6. Unknown variables: There are, however, a number of variables that are difficult to assess for impact. Cross-over to surgery in subsequent lines of therapy is unknown but, unlike the SOC-1 trial, likely minimal. Factors for subsequent surgery entail other considerations such as intestinal complications of advancing disease, however, these effects would be expected in both arms of the trial. Only in SOC-1, was it a patient desire and investigator intent to offer crossover surgery to control patients as well as post-progression surgery in patients randomized to secondary cytoreduction. This latter observation will likely challenge the interpretation of OS in that trial, a co-primary, hierarchical endpoint.

While the aforementioned list of cross-trial contrasts demonstrates more similarities than differences, there are a number of important characteristics that have not been previously fully addressed:

1. Post-progression survivorship: The most important variable to consider in a trial evaluating OS is the anticipated post-progression survivorship of the cohort. When GOG-0213 was written, OS estimates for this cohort was expected at a median 22 months; more than 2.5 times lower than was observed.
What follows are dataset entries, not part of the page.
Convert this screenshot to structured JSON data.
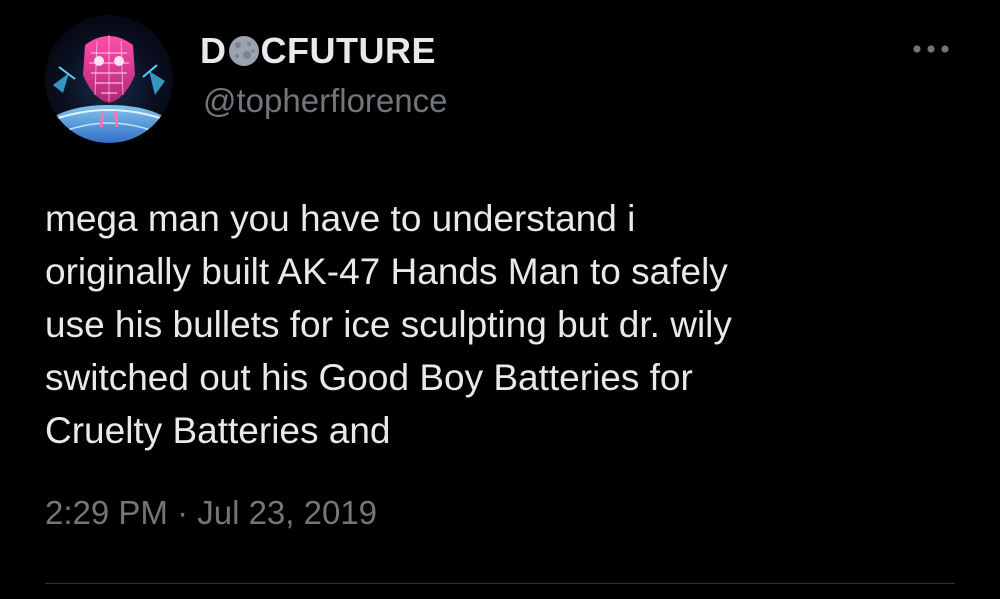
{
  "tweet": {
    "author": {
      "display_name_prefix": "D",
      "display_name_emoji": "moon-icon",
      "display_name_suffix": "CFUTURE",
      "handle": "@topherflorence",
      "avatar_icon": "neon-face-avatar"
    },
    "more_icon": "more-options-icon",
    "text": "mega man you have to understand i\noriginally built AK-47 Hands Man to safely\nuse his bullets for ice sculpting but dr. wily\nswitched out his Good Boy Batteries for\nCruelty Batteries and",
    "timestamp": "2:29 PM · Jul 23, 2019"
  },
  "colors": {
    "background": "#000000",
    "primary_text": "#e7e9ea",
    "secondary_text": "#71767b",
    "divider": "#2f3336"
  }
}
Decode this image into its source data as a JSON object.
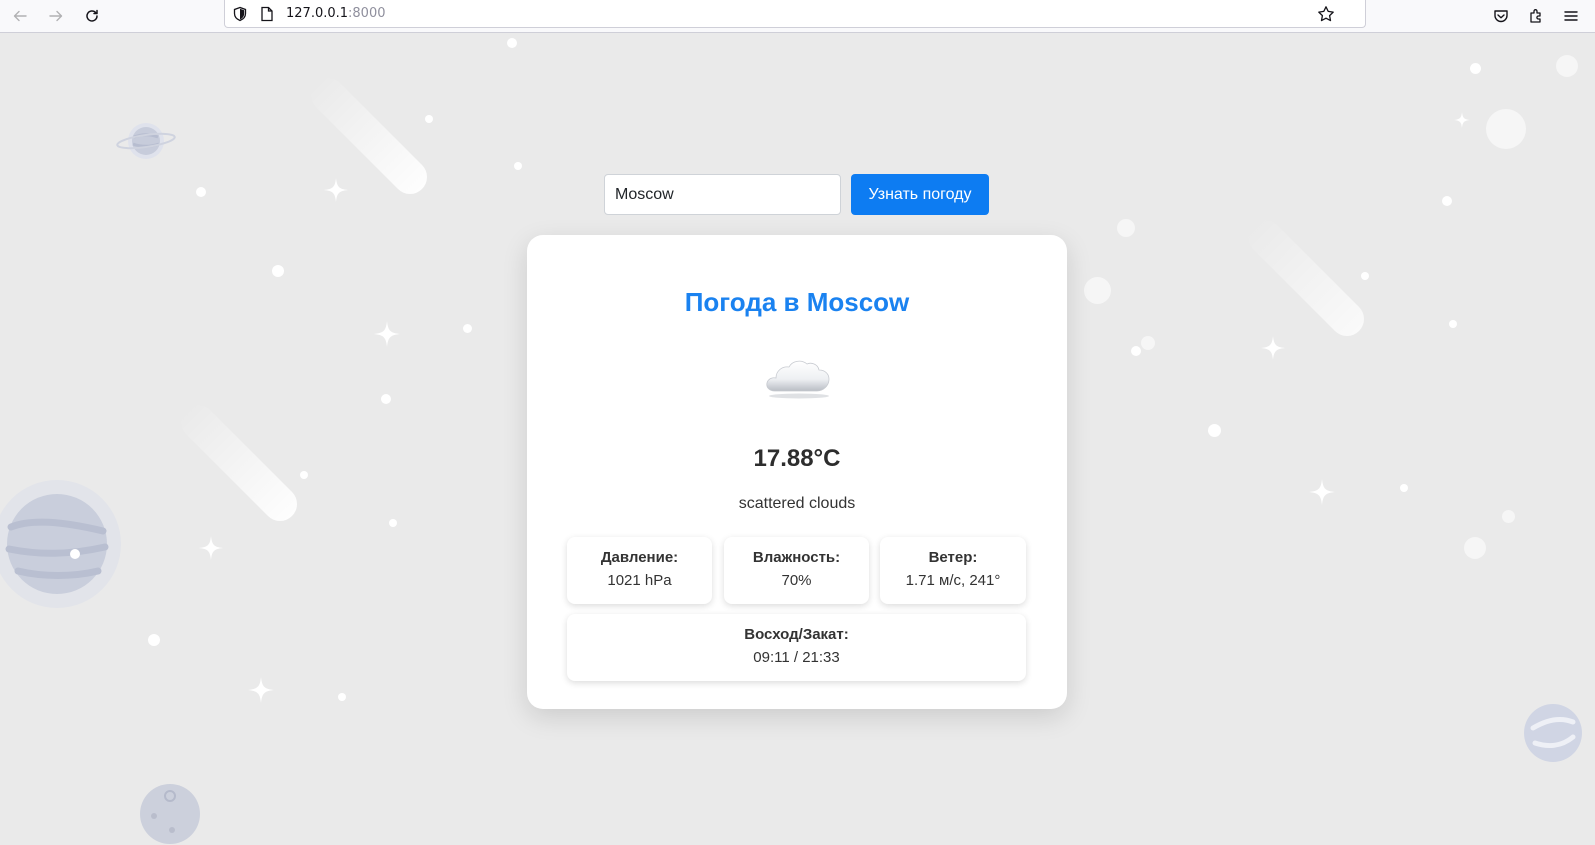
{
  "browser": {
    "url_host": "127.0.0.1",
    "url_port": ":8000",
    "icons": [
      "back-icon",
      "forward-icon",
      "reload-icon",
      "shield-icon",
      "page-icon",
      "bookmark-star-icon",
      "pocket-icon",
      "extensions-icon",
      "menu-icon"
    ]
  },
  "search": {
    "value": "Moscow",
    "button_label": "Узнать погоду"
  },
  "weather": {
    "title": "Погода в Moscow",
    "icon": "scattered-clouds-icon",
    "temperature": "17.88°C",
    "description": "scattered clouds",
    "pressure_label": "Давление:",
    "pressure_value": "1021 hPa",
    "humidity_label": "Влажность:",
    "humidity_value": "70%",
    "wind_label": "Ветер:",
    "wind_value": "1.71 м/с, 241°",
    "sun_label": "Восход/Закат:",
    "sun_value": "09:11 / 21:33"
  },
  "colors": {
    "accent": "#0d7cf2",
    "title": "#1a82f0",
    "background": "#eaeaea"
  }
}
This is critically important because the duration of time available to a patient randomized to an intervention predicates what treatments may be available to them during the follow-up period. It just so happens that all three trials were conducted during a time when treatment for platinum-sensitive recurrent ovarian cancer was changing, offering a greater variety of options, such as maintenance therapy; options that at the least extended PFS and at most OS. Indeed, GOG-0213 was designed to first address the impact of bevacizumab added to paclitaxel and carboplatin followed by maintenance bevacizumab until progression on OS. Demonstration of that endpoint highlights that the choice of post-surgical therapy and the potential for several subsequent lines of therapy could have affected the primary endpoints, positively or negatively depending their use and balance in each trial [10].
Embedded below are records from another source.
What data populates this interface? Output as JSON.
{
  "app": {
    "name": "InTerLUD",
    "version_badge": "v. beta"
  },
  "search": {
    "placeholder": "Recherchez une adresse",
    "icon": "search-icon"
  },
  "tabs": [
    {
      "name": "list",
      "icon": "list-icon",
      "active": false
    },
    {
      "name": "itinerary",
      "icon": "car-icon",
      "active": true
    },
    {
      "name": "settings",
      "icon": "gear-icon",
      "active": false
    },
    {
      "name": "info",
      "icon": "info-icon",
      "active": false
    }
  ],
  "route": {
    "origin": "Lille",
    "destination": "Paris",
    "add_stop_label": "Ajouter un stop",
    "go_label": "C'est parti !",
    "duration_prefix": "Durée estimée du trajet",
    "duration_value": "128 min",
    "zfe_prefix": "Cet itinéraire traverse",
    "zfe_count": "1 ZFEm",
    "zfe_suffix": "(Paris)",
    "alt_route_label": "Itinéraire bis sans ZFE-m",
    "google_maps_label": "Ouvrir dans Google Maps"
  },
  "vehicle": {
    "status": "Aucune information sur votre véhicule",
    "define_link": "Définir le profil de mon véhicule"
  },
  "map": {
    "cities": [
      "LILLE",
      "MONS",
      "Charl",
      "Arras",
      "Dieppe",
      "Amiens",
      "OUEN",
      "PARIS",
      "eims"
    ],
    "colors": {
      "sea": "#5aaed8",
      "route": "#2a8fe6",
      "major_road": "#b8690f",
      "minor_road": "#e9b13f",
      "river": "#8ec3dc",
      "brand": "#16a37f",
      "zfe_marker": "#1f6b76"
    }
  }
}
2. Interaction between the interventions: It may be naïve to discount that surgery and post-surgical treatment are independent factors to survivorship. Unless conducted in a bifactorial manner, the impact of this effect cannot be adequately assessed. GOG-0213 did evaluate both the surgical and chemotherapy objectives when initially launched. Many more patients (about 4 of 5 enrolling) were eligible only for the chemotherapy objective in GOG-0213 due to disease distribution and medical fitness for surgery. The remaining 107 patients were randomized in a bifactorial fashion to first surgery (or not) and then to bevacizumab (or not). While substantially underpowered to formally address individual arm interactions, there does appear to be an interaction between the two treatment modalities but mostly detrimental in the absence of post-operative bevacizumab use.

3. Preoperative disease volume: While all three trials appear to have similar surgical outcomes but disparate control arm outcomes, there may be an imbalance of patients presenting with “high-risk” disease where surgical effort may have contributed to a differential benefit in the trial population. If this were the case, one might expect that both arms in GOG-0213 (as representing lower disease volumes) would appear superior to DESKTOP-III and SOC-1, and more aligned with each other. This was not the case, thus a closer evaluation of preoperative disease volume, genomic status of the patient population and post-randomization treatment paradigms are important planned analyses of future work.
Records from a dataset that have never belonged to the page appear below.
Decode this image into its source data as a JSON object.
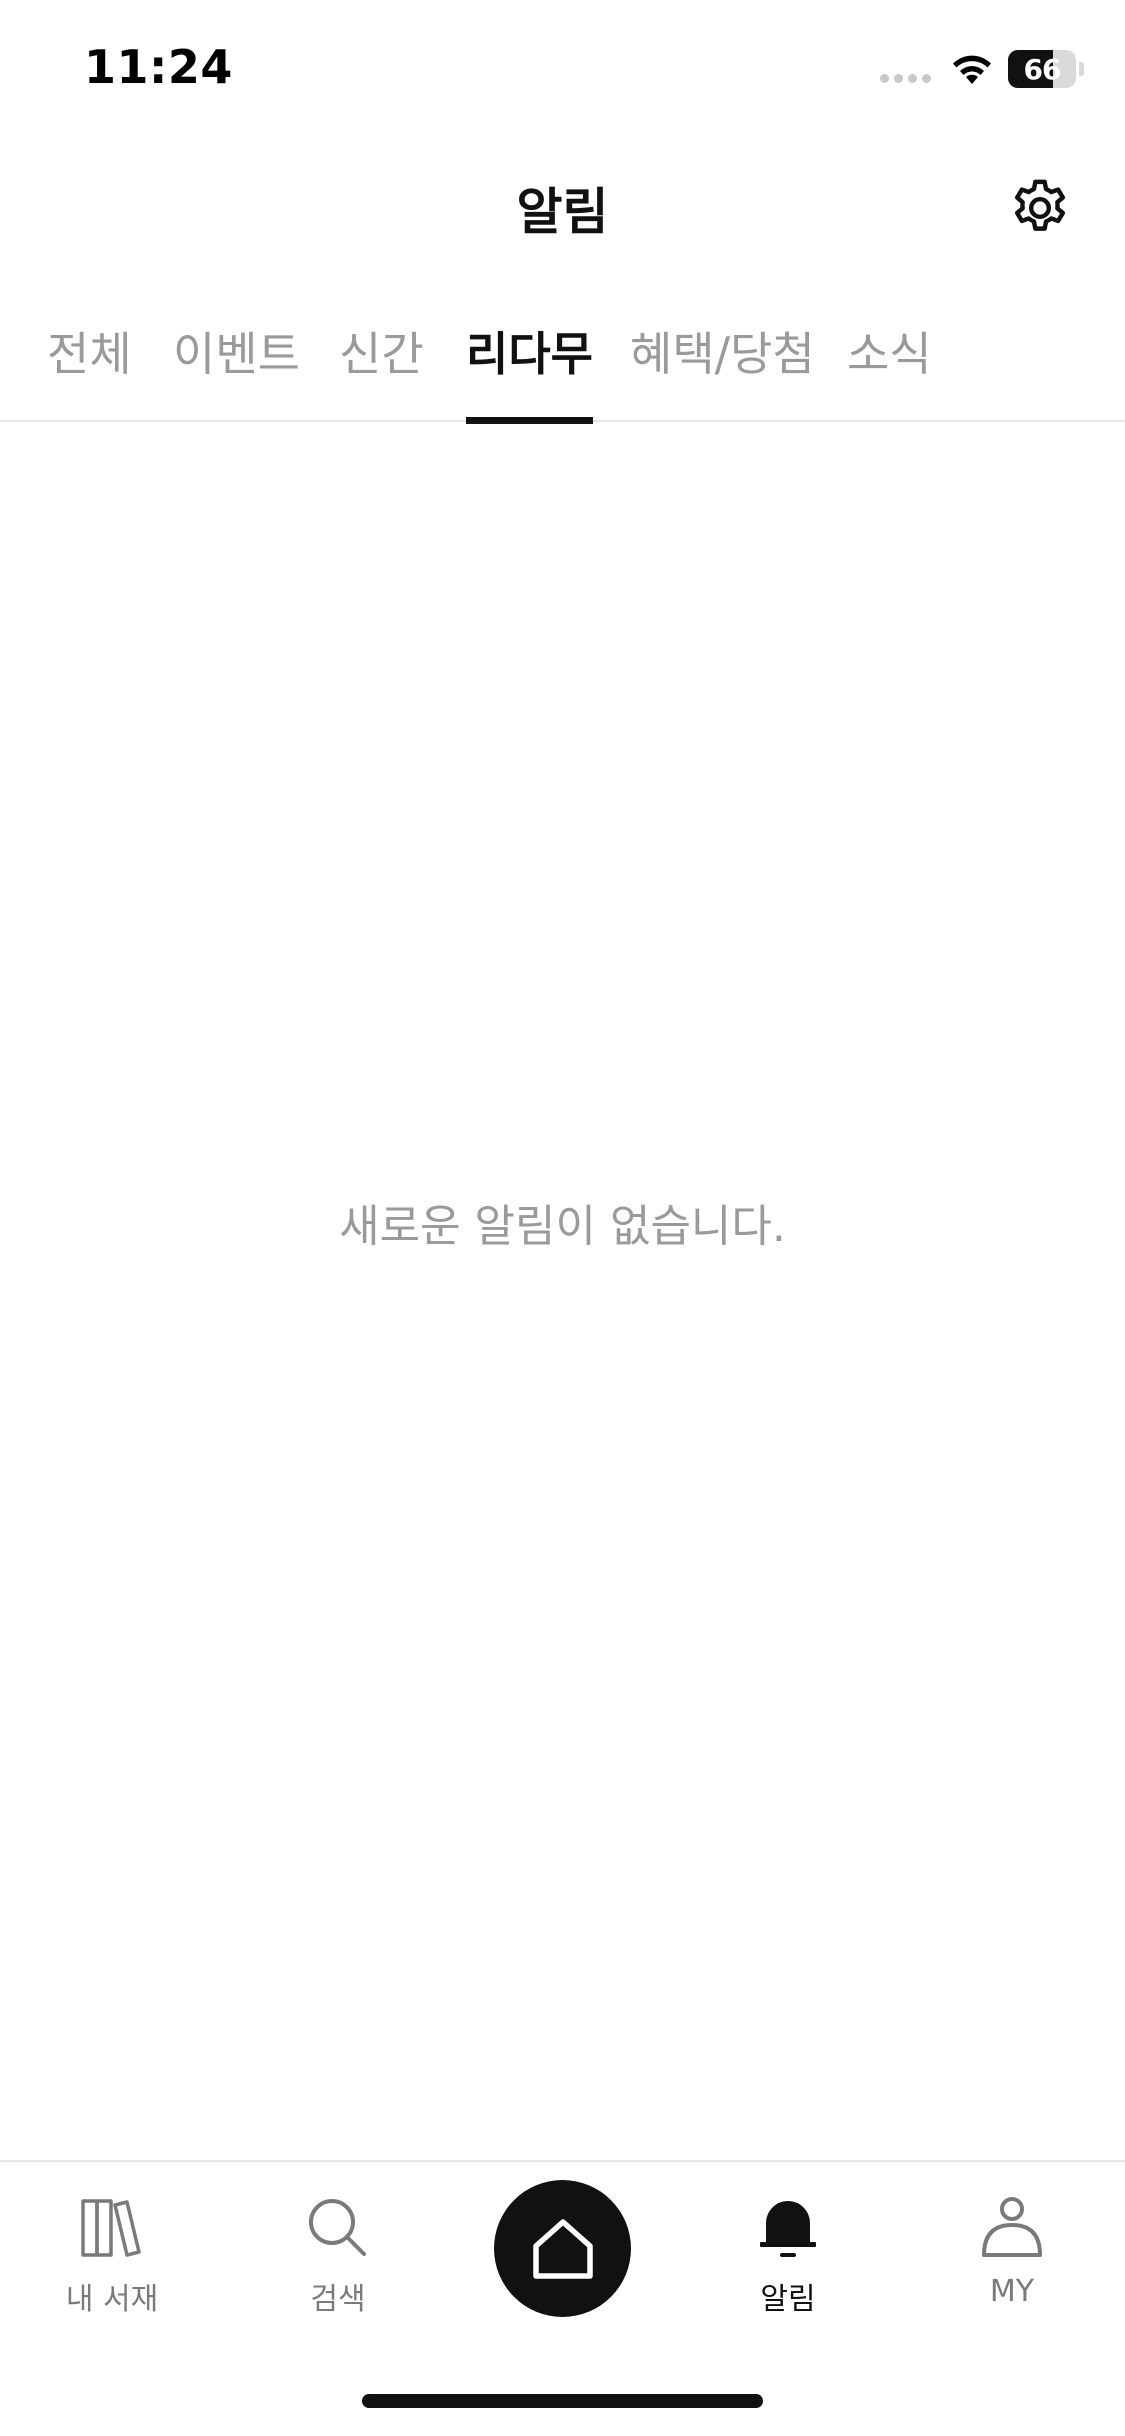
{
  "status_bar": {
    "time": "11:24",
    "battery_percent": "66",
    "battery_level": 0.66
  },
  "header": {
    "title": "알림",
    "settings_icon": "gear-icon"
  },
  "tabs": [
    {
      "label": "전체",
      "active": false
    },
    {
      "label": "이벤트",
      "active": false
    },
    {
      "label": "신간",
      "active": false
    },
    {
      "label": "리다무",
      "active": true
    },
    {
      "label": "혜택/당첨",
      "active": false
    },
    {
      "label": "소식",
      "active": false
    }
  ],
  "empty_state": {
    "message": "새로운 알림이 없습니다."
  },
  "bottom_nav": {
    "items": [
      {
        "label": "내 서재",
        "icon": "library-icon",
        "active": false
      },
      {
        "label": "검색",
        "icon": "search-icon",
        "active": false
      },
      {
        "label": "",
        "icon": "home-icon",
        "active": false
      },
      {
        "label": "알림",
        "icon": "bell-icon",
        "active": true
      },
      {
        "label": "MY",
        "icon": "user-icon",
        "active": false
      }
    ]
  },
  "colors": {
    "text_primary": "#111111",
    "text_secondary": "#9a9a9a",
    "divider": "#e6e6e6",
    "background": "#ffffff"
  }
}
The final point to recall is that GOG-213 is a superiority trial with a null hypothesis that pre-chemotherapy surgery would not provide longer OS than chemotherapy alone. We were unable to reject this hypothesis. Thus, it is not a “negative” trial as is purported, but a failed “superiority” trial. The nuance is important because it reflects how hypotheses are formulated and formally tested. We await more data to help clarify its role, if any, in this setting.